Yusupov left with silver and his teammate right on his heels. Rakhimov confirmed as position as the number one seed and the current world number one.
Rakhimov’s day was not only about the later matches though. He had a tough quarter-final too, against a Georgian opponent. It began at a leisurely pace but with 2:40 still left on the clock Rakhimov exploded into a cross-grip and an immediate o-uchi-gari. It scored waza-ari and despite Inaneishvili’s best efforts, that was the way the scoreline stayed. Rakhimov is world number one for a reason and protecting his scores is just one of his many skills.
Sipocz (HUN) found himself in the repechage and then a fight for bronze having lost to the Finn in he quarter-final. He faced Gamzatkhanov, a local fighter with no medals on his record. At the end of a full-time match, the Hungarian left the victor after registering a half-point during normal time. The Azeri’s card remains unmarked!

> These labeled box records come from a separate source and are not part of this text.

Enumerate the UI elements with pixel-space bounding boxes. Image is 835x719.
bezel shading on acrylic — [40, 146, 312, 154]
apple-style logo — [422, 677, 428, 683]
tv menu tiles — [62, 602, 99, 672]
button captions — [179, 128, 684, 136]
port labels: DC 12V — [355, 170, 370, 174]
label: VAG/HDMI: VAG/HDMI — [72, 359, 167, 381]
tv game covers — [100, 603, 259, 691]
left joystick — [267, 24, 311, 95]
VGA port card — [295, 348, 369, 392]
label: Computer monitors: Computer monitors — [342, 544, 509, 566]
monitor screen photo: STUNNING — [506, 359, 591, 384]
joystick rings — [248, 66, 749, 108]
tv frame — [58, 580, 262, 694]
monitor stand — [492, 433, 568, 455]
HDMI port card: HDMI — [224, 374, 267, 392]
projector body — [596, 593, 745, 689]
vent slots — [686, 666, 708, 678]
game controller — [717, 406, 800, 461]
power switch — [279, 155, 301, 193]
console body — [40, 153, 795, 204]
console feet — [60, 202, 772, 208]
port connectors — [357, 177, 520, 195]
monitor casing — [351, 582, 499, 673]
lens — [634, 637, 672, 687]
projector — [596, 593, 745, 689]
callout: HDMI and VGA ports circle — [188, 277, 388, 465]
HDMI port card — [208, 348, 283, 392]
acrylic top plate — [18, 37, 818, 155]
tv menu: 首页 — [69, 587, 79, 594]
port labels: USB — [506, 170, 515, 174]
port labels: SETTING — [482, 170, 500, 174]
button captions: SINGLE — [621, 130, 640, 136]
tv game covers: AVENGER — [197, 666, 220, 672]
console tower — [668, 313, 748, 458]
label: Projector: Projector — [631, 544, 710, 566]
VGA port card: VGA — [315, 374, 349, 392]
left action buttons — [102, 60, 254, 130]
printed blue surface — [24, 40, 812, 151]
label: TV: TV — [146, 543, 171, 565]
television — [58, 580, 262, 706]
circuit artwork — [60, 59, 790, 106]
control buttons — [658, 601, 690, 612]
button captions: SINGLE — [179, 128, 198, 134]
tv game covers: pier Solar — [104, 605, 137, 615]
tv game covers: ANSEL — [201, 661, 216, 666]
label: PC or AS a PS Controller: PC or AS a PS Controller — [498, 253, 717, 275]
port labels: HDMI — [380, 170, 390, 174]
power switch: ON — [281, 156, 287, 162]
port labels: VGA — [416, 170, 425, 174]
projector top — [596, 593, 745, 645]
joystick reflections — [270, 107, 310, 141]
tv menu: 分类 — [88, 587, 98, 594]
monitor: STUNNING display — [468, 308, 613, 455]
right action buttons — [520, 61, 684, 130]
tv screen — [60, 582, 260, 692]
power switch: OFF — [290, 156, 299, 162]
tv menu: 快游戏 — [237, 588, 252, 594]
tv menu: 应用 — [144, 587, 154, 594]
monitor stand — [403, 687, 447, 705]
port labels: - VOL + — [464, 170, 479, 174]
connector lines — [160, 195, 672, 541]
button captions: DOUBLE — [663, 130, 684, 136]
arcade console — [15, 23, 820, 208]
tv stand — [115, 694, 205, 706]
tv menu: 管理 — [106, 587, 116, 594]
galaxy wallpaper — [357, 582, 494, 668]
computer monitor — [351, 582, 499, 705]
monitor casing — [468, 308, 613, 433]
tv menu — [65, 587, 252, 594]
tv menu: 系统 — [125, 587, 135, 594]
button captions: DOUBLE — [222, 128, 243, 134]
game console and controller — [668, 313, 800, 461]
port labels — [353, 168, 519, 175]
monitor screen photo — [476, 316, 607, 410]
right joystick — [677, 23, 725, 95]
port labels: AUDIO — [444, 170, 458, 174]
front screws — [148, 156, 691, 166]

Puumalainen fought his socks off for the second bronze against Uzbekistan’s Bakhtiyorov, who was himself keen to stay close to his countryman’s lead knowing that Yusupov was without doubt the number one. Sadly for the hard-working Finn, a very fast o-guruma stood between him and the podium. Uzbekistan took the medal, their second of the category with a final still to come, while Puumaleinen left in 5th place.
Tushishvili (GEO) was the only one of the top 4 on the category not to make it to the semi-final stages, as he was disqualified in round two for head-diving. The last of the 4 was Yusupov (UZB). He had no problem registering a positive maximum score in each match, all the way to the final.
Martti Puumalainen (FIN) is almost always in the final block or at least in the top 8. His name is rarely on the top spot but never far away. He’s consistent, reliable, hard-working and deserving of success. He was seeded 4th in Baku and towed the party line, reaching the semi-final with a bye and two maximum scores. There Rakhimov (TJK), also obeying the rankings, dealt with the Finn and moved into the final.